L'article 58 de la loi sur le logement de 2023 stipule que la durée de vie d'un immeuble d'habitation est déterminée par les documents de conception et la durée de vie réelle constatée dans le rapport d'inspection de l'autorité compétente. La durée de vie de l'immeuble, telle qu'indiquée dans les documents de conception, doit être clairement mentionnée dans le rapport d'évaluation de l'autorité compétente, conformément à la loi sur la construction. Cette durée de vie est calculée à compter de la date de réception et de mise en service, conformément à la loi sur la construction. Ainsi, la loi sur le logement de 2023 ne précise pas la durée de la propriété, mais uniquement la durée de vie de l'immeuble. Lorsqu'un immeuble arrive en fin de vie et menace de s'effondrer, nécessitant sa démolition, la valeur du logement lui-même est perdue, mais la valeur des droits d'usage stables et à long terme du sol est maintenue, servant de base à l'indemnisation des résidents.

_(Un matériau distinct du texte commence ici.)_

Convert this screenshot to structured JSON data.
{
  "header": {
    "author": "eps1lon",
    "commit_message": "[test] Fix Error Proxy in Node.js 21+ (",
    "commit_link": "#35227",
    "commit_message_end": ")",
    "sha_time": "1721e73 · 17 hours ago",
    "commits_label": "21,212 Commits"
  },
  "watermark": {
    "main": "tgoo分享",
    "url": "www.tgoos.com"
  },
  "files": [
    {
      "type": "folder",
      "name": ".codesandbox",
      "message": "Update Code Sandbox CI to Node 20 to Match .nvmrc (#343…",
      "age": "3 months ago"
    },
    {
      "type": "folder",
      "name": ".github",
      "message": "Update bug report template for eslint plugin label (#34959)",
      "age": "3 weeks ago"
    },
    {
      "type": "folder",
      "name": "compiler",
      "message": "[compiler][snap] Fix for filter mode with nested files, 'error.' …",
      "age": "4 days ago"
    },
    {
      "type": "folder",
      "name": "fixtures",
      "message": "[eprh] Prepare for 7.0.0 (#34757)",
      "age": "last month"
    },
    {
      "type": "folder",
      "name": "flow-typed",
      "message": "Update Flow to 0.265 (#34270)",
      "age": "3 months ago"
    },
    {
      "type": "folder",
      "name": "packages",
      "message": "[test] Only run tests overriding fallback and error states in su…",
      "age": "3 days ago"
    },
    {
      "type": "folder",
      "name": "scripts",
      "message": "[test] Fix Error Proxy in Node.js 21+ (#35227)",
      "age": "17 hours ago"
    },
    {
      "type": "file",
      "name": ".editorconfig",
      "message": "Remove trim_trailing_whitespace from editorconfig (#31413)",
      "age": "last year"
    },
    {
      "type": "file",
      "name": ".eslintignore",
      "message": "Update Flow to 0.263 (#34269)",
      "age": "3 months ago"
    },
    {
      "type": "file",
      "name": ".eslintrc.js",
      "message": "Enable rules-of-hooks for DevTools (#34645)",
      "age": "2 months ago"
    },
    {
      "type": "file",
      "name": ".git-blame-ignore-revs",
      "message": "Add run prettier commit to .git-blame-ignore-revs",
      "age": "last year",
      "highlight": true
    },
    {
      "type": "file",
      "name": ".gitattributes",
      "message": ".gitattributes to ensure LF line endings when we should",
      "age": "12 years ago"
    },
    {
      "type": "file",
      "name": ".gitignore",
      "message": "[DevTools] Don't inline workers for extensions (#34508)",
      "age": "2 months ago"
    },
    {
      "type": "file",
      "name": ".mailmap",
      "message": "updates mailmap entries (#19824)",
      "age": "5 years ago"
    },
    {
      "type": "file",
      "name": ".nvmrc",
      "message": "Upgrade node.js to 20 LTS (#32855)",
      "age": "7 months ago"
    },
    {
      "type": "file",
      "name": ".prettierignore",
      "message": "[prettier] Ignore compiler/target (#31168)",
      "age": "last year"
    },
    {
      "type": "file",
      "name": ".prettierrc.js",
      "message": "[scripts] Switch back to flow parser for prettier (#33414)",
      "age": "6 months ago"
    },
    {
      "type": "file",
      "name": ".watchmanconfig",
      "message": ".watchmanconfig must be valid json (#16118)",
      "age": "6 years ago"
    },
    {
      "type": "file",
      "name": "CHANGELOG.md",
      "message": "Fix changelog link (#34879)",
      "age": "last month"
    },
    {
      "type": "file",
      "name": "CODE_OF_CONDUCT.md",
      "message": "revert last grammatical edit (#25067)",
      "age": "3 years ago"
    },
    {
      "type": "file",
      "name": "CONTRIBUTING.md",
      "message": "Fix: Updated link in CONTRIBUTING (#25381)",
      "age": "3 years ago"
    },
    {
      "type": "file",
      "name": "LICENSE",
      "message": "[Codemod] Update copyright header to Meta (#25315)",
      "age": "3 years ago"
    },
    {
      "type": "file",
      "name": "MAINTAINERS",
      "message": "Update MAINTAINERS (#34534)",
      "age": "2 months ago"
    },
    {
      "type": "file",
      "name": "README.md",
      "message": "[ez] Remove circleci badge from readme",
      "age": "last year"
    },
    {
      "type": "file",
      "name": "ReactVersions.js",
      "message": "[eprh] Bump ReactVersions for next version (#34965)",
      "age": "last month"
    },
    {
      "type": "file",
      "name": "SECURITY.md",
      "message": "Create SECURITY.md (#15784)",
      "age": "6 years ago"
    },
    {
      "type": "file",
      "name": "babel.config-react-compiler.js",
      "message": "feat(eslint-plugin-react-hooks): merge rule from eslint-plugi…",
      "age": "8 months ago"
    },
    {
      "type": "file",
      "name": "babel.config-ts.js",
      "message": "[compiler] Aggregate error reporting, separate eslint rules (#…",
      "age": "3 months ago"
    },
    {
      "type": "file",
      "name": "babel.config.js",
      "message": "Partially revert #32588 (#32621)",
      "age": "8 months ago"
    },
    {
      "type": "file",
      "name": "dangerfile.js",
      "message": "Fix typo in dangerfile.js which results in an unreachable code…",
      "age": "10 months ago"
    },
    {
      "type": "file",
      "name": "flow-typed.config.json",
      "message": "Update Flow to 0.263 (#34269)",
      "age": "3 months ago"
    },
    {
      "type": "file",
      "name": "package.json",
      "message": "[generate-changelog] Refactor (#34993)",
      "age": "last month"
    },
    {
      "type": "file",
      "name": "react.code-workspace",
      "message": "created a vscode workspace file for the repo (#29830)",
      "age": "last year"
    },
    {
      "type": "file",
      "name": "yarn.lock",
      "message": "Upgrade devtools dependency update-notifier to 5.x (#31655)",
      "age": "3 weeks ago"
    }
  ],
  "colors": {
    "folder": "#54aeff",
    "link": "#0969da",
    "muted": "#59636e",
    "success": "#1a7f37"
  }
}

Les agents immobiliers doivent posséder une licence professionnelle.
Conformément à l'article 9 de la loi relative aux activités immobilières : les organisations et les personnes physiques exerçant une activité immobilière doivent constituer une entreprise conformément à la loi sur les entreprises ou créer une coopérative ou un groupement de coopératives conformément à la loi sur les coopératives, l'immobilier constituant l'un de leurs secteurs d'activité (ci-après dénommées collectivement « entreprise immobilière »). Les personnes physiques exerçant une activité immobilière à petite échelle ne sont pas tenues de constituer une entreprise immobilière, mais doivent déclarer et payer les impôts prévus par la loi. Par ailleurs, conformément à l'article 61 de la loi relative aux activités immobilières, les personnes exerçant la profession d'agent immobilier doivent être titulaires d'un certificat professionnel et exercer leur activité au sein d'une agence immobilière ou d'une société de courtage immobilier. Ainsi, avec cette nouvelle réglementation, l'exercice indépendant de la profession d'agent immobilier n'est plus autorisé.